As holiday approaches, society reflects on mortality
Chinese people gradually opening up to discussions of death
Palliative care
In recent years, he has also noticed a shift. Younger generations, he said, are increasingly willing to engage with death more directly — through lectures, exhibitions and even conversations about end-of-life planning strategies.
Still, these discussions remain limited. Practices like advance care planning or living wills are not yet widespread. Many people, he observes, only begin to think about such matters when confronted with serious illness or old age.
"What we lack," he said, "is not only systems, but a broader understanding of what a 'good death' means."
Is it freedom from pain? The absence of financial burdens? The presence of family? A sense of closure? The answers vary.
"I've seen too many endings in which people pretend death is something distant," said Lu Guijun, chief physician and director of the department of palliative care and pain management at Beijing Tsinghua Changgung Hospital.
At the hospital, death is not an abstract idea. It is a daily reality — measured in breath, in pain and in conversations that cannot be postponed.
Since 2019, his team has cared for around 1,000 patients, most of them in the final stages of cancer or chronic illness. The goal is not to prolong life at any cost, but to make the final stage as calm, dignified and meaningful as possible.
"This is the most important part of medicine because everyone will come here eventually," he said.
In China, that moment carries enormous weight.
"As the population ages, palliative care is no longer a marginal issue. It is becoming a central social concern," he said.
Yet, the system is still catching up.
One of the biggest barriers is silence, he said, adding: "People don't talk about death. Families often hide the diagnosis from the patient."
In doing so, they hope to protect loved ones from fear. But the result is often the opposite — patients lose the chance to make their own decisions, to say proper goodbyes, and to prepare for the great unknown.
This silence extends beyond hospitals. In daily life, death is rarely discussed openly.
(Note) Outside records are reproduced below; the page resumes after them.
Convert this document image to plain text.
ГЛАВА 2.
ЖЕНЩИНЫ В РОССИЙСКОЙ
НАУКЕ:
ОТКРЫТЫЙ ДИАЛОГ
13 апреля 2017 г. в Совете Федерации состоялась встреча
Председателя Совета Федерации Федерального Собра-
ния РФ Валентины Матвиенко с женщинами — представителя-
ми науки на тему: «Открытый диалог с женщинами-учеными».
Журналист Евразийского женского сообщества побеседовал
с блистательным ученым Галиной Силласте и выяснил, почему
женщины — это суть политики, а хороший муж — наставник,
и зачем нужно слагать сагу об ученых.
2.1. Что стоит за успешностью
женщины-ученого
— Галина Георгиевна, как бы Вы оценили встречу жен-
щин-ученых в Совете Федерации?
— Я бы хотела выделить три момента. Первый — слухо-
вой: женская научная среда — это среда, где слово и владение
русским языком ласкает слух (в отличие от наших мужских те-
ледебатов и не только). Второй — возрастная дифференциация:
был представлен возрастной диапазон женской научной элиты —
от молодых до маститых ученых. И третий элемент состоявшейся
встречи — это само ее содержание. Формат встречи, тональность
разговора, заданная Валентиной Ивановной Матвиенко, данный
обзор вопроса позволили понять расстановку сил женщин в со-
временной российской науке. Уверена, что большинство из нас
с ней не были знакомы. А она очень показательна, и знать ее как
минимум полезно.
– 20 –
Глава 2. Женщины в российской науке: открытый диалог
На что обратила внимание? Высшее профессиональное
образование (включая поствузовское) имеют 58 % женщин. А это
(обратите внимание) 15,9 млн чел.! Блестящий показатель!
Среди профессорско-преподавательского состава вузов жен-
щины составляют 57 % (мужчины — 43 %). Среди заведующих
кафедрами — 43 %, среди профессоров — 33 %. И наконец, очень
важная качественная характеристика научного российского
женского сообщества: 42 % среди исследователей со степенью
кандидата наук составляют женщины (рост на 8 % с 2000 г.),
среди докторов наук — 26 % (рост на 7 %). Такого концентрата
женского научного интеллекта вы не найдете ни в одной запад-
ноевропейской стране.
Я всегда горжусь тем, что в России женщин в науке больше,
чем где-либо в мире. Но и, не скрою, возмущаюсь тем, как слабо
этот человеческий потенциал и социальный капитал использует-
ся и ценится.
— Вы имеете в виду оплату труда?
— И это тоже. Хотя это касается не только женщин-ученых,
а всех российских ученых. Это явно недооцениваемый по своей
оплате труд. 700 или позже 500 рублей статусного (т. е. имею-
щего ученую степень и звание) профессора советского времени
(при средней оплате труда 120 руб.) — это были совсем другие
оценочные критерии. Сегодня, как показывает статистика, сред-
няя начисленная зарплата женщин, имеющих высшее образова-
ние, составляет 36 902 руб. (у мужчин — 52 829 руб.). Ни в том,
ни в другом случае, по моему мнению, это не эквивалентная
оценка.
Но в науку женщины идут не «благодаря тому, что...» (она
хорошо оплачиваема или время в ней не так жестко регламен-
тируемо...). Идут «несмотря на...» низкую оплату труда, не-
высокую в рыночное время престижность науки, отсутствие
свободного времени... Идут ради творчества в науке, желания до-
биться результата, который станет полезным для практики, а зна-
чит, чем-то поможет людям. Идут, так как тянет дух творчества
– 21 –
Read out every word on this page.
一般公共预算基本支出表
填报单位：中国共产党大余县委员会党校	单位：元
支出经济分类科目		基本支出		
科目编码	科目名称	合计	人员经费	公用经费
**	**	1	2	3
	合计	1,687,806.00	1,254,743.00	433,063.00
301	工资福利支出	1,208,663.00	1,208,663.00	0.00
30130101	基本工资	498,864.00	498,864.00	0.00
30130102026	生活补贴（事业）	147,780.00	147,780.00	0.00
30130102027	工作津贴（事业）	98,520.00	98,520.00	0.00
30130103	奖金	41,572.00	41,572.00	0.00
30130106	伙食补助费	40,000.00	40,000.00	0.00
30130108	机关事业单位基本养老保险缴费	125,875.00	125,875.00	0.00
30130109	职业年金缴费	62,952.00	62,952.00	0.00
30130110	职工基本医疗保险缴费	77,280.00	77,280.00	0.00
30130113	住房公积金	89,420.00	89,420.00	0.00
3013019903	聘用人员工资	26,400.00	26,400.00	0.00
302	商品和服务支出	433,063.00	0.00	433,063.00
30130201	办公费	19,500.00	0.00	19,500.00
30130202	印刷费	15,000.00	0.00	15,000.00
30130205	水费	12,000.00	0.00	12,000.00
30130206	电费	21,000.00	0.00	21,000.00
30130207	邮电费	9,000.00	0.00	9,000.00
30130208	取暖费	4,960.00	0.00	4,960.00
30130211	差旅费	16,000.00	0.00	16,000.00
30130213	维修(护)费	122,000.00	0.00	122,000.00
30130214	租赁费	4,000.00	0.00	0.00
In media and education, it is often portrayed as something frightening or distant. As a result, many people grow up without ever learning how to face it when it inevitably arrives.
Even so, the need is real.
For doctors like Lu, working in this field changes not only patients' final days, but also their own understanding of life.
"I used to think medicine was about curing. Now, I think it's also about how to help people leave well," Lu said.
He described a simple framework for a "good death". A person should be prepared for the end, maintain dignity, and have their physical and emotional needs respected.
"It's not about giving up. It's about choosing what matters," the doctor said.
In the end, what stays with Lu are not the medical details, but the human moments.
"Fear of death is natural," said Liu Yin, director of the palliative care department at Beijing Royal Integrative Medicine Hospital.
"But what people are really afraid of is pain, loss and unfinished business. Most Chinese people don't consider these issues, because when life is going well, no one thinks about death. Few ever reflect that we are born moving toward death, and that one day, death is inevitable," Liu said.
Her work, she believes, is not to remove that fear — but to make space for it, and to help people meet it with less suffering, and more clarity. Because, as she puts it: "Death is not the opposite of life. It is part of it."